Honda WR-V 2020 facelift drive review: More practical, less pomp
Candid confession alert - the WR-V has never figured in my list of favourite Honda offerings. With that put out rather blatantly, I approached the 2020 WR-V with an open mind as I walked in for a test drive. There is something about this car that hinted I would change my mind. Those projector lights, perhaps? Or the reworked tail lights, maybe? Or was it going to be the nicely contoured seats inside? There is something pleasing about the WR-V 2020 that, in a subtle way, bode well.
Launched in July, the facelift WR-V now comes with BS6 compliant petrol and diesel engine options. It gets understated updates on the outside and some minor changes in the cabin but for the most parts, it appears to hold on to what have been its biggest strengths - space and practicality.
Because space and practicality are WR-V's main forte, it is perhaps best to start from within. The new WR-V is a familiar place to be in and there is a whole lot of space inside the car. Yes, again. The seats are very comfortable with the rear passengers having loads of knee room, adequate under thigh support and an acceptable level of head room. The head-rests though are fixed and sit a little too low while the back support is a little upright.
Yes, there is a whole lot of space for rear-seat passengers and they would need every bit of it because there's not much to talk about here. No rear AC vents. No charging points. No center-seat armrest. Honda had the opportunity to hit one out of the park when it comes to rear-seat experience but seems to have got only one of a two-part story right.

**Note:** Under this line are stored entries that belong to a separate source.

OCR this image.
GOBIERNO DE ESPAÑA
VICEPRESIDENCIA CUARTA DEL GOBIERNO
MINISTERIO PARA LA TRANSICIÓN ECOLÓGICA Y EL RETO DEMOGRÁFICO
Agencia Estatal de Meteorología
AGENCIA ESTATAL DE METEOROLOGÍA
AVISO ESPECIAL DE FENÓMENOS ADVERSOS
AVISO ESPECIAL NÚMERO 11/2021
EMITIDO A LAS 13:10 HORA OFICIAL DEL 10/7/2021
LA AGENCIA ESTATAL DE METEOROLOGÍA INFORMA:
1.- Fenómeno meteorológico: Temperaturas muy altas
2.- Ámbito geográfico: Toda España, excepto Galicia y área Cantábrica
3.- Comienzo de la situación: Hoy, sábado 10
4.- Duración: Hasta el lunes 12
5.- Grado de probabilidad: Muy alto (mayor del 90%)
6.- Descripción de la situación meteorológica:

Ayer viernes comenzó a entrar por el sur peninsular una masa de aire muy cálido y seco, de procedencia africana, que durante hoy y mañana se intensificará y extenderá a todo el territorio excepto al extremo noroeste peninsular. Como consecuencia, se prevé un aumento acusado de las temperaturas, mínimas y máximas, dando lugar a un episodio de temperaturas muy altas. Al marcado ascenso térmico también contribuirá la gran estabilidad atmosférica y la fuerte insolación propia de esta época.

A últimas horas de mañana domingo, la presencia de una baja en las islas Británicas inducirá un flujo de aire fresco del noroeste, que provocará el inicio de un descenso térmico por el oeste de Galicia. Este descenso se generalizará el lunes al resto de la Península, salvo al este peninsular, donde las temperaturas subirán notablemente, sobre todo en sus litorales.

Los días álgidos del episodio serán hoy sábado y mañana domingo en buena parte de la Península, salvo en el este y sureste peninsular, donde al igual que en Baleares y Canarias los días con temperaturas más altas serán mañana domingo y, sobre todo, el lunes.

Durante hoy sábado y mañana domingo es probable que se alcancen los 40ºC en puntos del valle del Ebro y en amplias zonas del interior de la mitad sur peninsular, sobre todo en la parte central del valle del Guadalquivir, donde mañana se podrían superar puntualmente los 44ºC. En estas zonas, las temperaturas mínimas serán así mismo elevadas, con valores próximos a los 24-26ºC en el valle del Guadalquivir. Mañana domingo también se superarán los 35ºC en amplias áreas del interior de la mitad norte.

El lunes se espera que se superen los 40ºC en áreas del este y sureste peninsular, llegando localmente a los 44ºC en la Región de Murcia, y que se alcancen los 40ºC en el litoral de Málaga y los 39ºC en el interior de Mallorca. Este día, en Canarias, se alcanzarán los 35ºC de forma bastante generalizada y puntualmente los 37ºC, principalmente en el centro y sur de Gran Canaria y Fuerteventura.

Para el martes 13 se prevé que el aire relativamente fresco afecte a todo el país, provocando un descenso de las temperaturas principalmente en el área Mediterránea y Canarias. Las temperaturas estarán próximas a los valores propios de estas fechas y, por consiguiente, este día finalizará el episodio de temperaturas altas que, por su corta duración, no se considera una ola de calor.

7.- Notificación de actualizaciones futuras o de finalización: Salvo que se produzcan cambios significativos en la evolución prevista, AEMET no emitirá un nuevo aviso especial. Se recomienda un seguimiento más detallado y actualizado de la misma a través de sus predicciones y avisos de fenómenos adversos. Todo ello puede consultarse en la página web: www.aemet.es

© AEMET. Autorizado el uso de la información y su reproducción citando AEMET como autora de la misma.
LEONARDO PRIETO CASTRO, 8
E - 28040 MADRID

The front passenger and driver, however, won't really complain as the seats are nicely contoured to check body roll while the fit and feel - although not exemplary, are par for the course. The updated 7.0-inch touchscreen is rather basic but manages to get the job done as long as you don't lose yourself in it under the glare of the sunlight.
The quality of materials - the all-black dash with silver interplay which extends to the steering as well - are rather uninspiring but not unpleasant either. There is also an electronically-operated sunroof and while the cabin is roomy, it remains rather elementary in its appeal.
Lessons from the looks
The updated WR-V does not try to radically set itself apart from how it looks, when compared to the previous version. And yet, it gets those finer elements that make it a little more striking than before.
The new LED projector head lights with DRLs go real well to flank the front profile of the car while the bold chrome grille - a Honda trademark of sorts - has been retained. Under it sits a horizontally-aligned grille and silver skid plates. The fog lights aren't much to write home about except that the black casing these sit in are more pronounced.
Not much to report on how the WR-V appears from the side and rear even if the new 16-inch alloys appear to give a dash of sportiness to an otherwise introvert-like appearance. The tail lights are also unmistakably WR-V but are LED units now.
The car may still be categorized as some form of an SUV but it is a tall-boy hatchback to me and in that role, it stands slightly more handsome than before.
The pros and cons of 2020 WR-V are both most evident when this car is on the move. And that is really where the nodal point of this review lies in. I got to test the 1.5-litre i-DTEC diesel engine only and loved it and disliked it in equal measures.
Diesel may be extinct for some but Honda is persisting with it and that could be because there is some noticeable movement in demand for it. The engine inside the new WR-V has slightly lesser mileage at 23.7 kmpl but is as fun to drive as ever. With 98 bhp of power and 200 Nm of torque, the car sure does get a move on.
The six-speed manual gearbox is also responsive and the shift-changes are short and on point. This ably helps the car make mincemeat of miles and while shifts are tuned precisely to negate the needs for quick changes in traffic conditions, the WR-V reaches triple digit speed marks in earnest and holds firm.
The suspension set up is also nice and the steering is adequately tuned to be nimble yet reassuring.
All of these make WR-V a true delight in diesel form but it is that same diesel engine which also bares a brutish side. There was just so much noise coming from under the hood that it was, quite frankly, a little unsettling. It is not a roar that I can justify using Lion King metaphors but the sort of unpolished grunt that should have truly been given a close look. The same grunt seeps into the cabin at relatively high speeds as well and this again, is not what WR-V would want to put in its resume.
Diesel engines should be such that even veteran auto journalists should have to step out, open the engine bay and check if this is indeed a diesel motor. Once you engage the push-button and start the WR-V, however, you won't have to check anything to confirm that this here is a diesel. And that's from me. In writing. Literally.
There is also no option of an auto transmission unit which is another big miss from Honda. The car maker was at the cusp of hitting back at rivals, and then some more but these factors pull back a car that is truly a peppy machine to be in.
Do I like the new WR-V a bit more now? Yes. Its visual cues have grown on me and I am still impressed with how much space the car still offers on the inside. Add to that the eager diesel engine and this car does make for an interesting option.
But just when I look a little harder and see the basic misses, and hear that engine grunt that would require me to get used to it, I have doubts creeping in. It is in those moments of doubts that buying decisions can go one way or the other and WR-V - starting at a decent price of ₹8.50 lakh (ex showroom) is made to fight a little bit harder than it probably should have to.